Padahal, ruangan yang ada di SDN tersebut hanya 7, termasuk ruangan guru yang kini dijadikan sebagai tempat proses belajar mengajar.

Namun demikian,karena membludaknya siswa yang diasuh oleh 20 tenaga pendidik tersebut, proses belajar mengajar terpaksa dilaksanakan di lorong gedung sekolah. “Rombongan Belajar (Rombel) di sekolah ini ada 12, sedangkan ruangan permanen cuma ada 7. Salah satunya merupakan ruang guru yang dialihfungsikan menjadi ruang belajar,” kata Ketua Komite SDN 200301 Pudun, Rajo Alim Hutauruk kepada wartawan, Senin (24/9/2018).

Lanjut dijelaskannya, berdasarkan kebijakan komite sekolah, 5 dari 12 Rombel tersebut dijadikan 3 Rombel dan belajar di lorong. Sedangkan 2 Rombel lainnya, yakni kelas I yang terdiri dari dua kelas bergantian dengan kelas II. “Begitu jam pelajaran kelas I selesai pada Pukul 10.00 WIB, maka dua rombongan belajar lainnya yakni kelas II akan menggantikan rombel sebelumnya memakai ruang kelas tersebut,” jelas Rajo yang mengaku telah 10 tahun menjabat sebagai Ketua Komite di SDN tersebut.

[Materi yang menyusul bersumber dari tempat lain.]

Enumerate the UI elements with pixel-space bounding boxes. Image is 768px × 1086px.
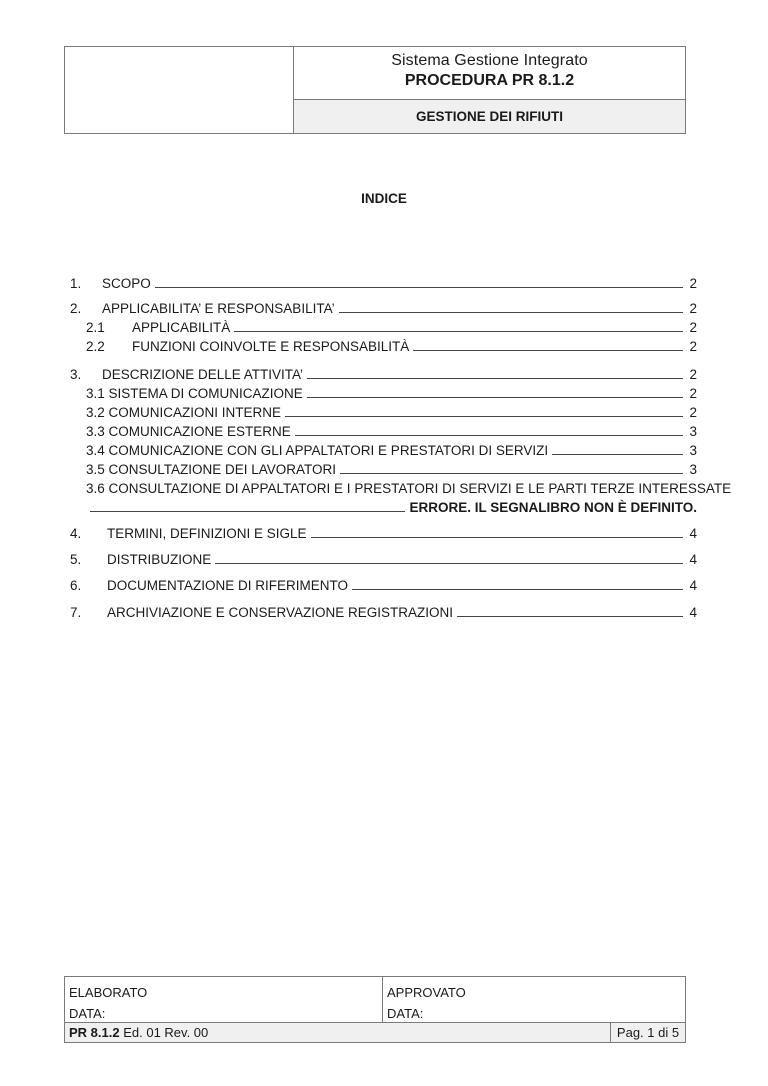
approved-date-label: DATA: [387,1003,466,1024]
toc-page-number: 2 [687,367,697,382]
toc-entry-title: DOCUMENTAZIONE DI RIFERIMENTO [107,578,348,593]
prepared-date-label: DATA: [69,1003,378,1024]
logo-cell [65,47,294,133]
toc-entry-number: 2. [70,301,102,316]
toc-entry-number: 1. [70,276,102,291]
toc-page-number: 2 [687,320,697,335]
toc-page-number: 3 [687,443,697,458]
toc-leader-line [307,397,683,398]
footer-edition: Ed. 01 Rev. 00 [123,1025,208,1040]
toc-page-number: 4 [687,605,697,620]
toc-page-number: 4 [687,552,697,567]
toc-page-number: 2 [687,405,697,420]
procedure-subject: GESTIONE DEI RIFIUTI [294,100,685,133]
toc-entry-number: 7. [70,605,107,620]
toc-entry[interactable]: 5.DISTRIBUZIONE4 [70,549,697,567]
toc-entry[interactable]: 3.6 CONSULTAZIONE DI APPALTATORI E I PRE… [86,478,697,496]
toc-entry-title: 3.5 CONSULTAZIONE DEI LAVORATORI [86,462,336,477]
toc-leader-line [307,378,683,379]
document-footer: ELABORATO DATA: APPROVATO DATA: PR 8.1.2… [64,976,686,1043]
toc-entry[interactable]: 3.1 SISTEMA DI COMUNICAZIONE2 [86,383,697,401]
toc-page-number: 4 [687,526,697,541]
toc-leader-line [155,287,683,288]
toc-entry[interactable]: 3.DESCRIZIONE DELLE ATTIVITA’2 [70,364,697,382]
page-number: Pag. 1 di 5 [610,1023,685,1042]
toc-entry[interactable]: ERRORE. IL SEGNALIBRO NON È DEFINITO. [90,497,697,515]
toc-page-number: 3 [687,424,697,439]
toc-entry-number: 6. [70,578,107,593]
toc-leader-line [340,473,683,474]
toc-leader-line [295,435,683,436]
toc-entry-number: 2.2 [86,339,132,354]
toc-entry[interactable]: 6.DOCUMENTAZIONE DI RIFERIMENTO4 [70,575,697,593]
prepared-label: ELABORATO [69,982,378,1003]
procedure-code: PROCEDURA PR 8.1.2 [294,72,685,90]
toc-page-number: 2 [687,386,697,401]
toc-leader-line [457,616,683,617]
toc-page-number: 2 [687,301,697,316]
toc-entry-title: 3.3 COMUNICAZIONE ESTERNE [86,424,291,439]
toc-leader-line [339,312,683,313]
toc-entry[interactable]: 1.SCOPO2 [70,273,697,291]
footer-doc-code: PR 8.1.2 [69,1025,120,1040]
approved-label: APPROVATO [387,982,466,1003]
toc-entry-title: DESCRIZIONE DELLE ATTIVITA’ [102,367,303,382]
toc-entry-title: APPLICABILITÀ [132,320,230,335]
toc-entry-title: FUNZIONI COINVOLTE E RESPONSABILITÀ [132,339,409,354]
toc-entry[interactable]: 3.5 CONSULTAZIONE DEI LAVORATORI3 [86,459,697,477]
toc-entry-title: 3.4 COMUNICAZIONE CON GLI APPALTATORI E … [86,443,548,458]
toc-leader-line [215,563,683,564]
document-header: Sistema Gestione Integrato PROCEDURA PR … [64,46,686,134]
toc-leader-line [90,511,405,512]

Disebutkannya, pihak komite beserta Kepala Sekolah sudah berulang kali mengeluhkan persoalan ini, baik secara lisan maupun tertulis dengan harapan pihak berkompeten akan mengalokasikan dana penambahan Ruang Kelas Baru (RKB). “Terlebih sekolah ini menampung peserta didik yang berasal dari desa Aek Tuhul, Aek Bayur, Pudun Julu, Pudun Baru, Siloting, bahkan ada dari kelurahan Silandit,” sebutnya.

Akan tetapi, Rajo menuturkan, pemerintah seolah tidak peduli atas hal ini. "Terbukti, hingga saat ini belum ada kejelasan soal penambahan RKB di SDN tersebut,” tuturnya seraya mengatakan sudah 10 tahun SD Negeri 200301 Pudun ini tidak menerima bantuan.

Lantai Kelas Digenangi Air

Selain persoalan kurangnya ruangan belajar, lantai kelas juga akan tergenang air jika hujan lebat. Hal itu semakin menambah catatan buruk tentang minmnya perhatian Pemerintah Kota Padangsidimpuan terhadap sekolah tersebut. “Kalau hujan lebat turun, kelas kami digenangi air pak,” tutur Rona Puspita Sari siswa kelas III/B.

Senada dengan Rona, siswa kelas V/A, Edo Sami Pendika mengeluhkan hal sama. “Sangat tidak nyaman belajar dengan suasana sumpek seperti ini, susah menjaga kebersihannya karena pintu keluar cuma satu, dan ditambah posisi kelas sangat dekat dengan toilet,” keluhnya.

Berdasarkan pantauan di SDN tersebut, lorong sekolah dengan bidang sekitar 3 x 18 meter dibagi menjadi 3 kelas, dan sebagai pemisah ruangan diberi sekat pembatas dengan triplek seadanya. Kegiatan sekolah jauh dari layak, sebab sulit bagi siswa untuk berkonsentrasi menyimak materi pelajaran yang diterangkan oleh guru.

Ironisnya, di ruangan pengap tanpa ventilasi ini, berkumpul kelas III/A, III/B, dan kelas V/A melangsungkan proses belajar mengajar. Sempitnya ruangan otomatis membuat suara dari sudut ke sudut kelas lainnya jelas sangat terdengar.

Lebih parahnya lagi, dengan diberi sekat triplek, gedung perpustakan seluas 4 x 6 meter harus dibagi menjadi 4 ruangan, yakni ruangan kepala sekolah, guru, Usaha Kesehatan Sekolah (UKS), dan ruangan perpustakaan itu sendiri. Oleh karena itu, pihak sekolah meminta perhatian khusus dari Pemerintah Kota Padangsidimpuan.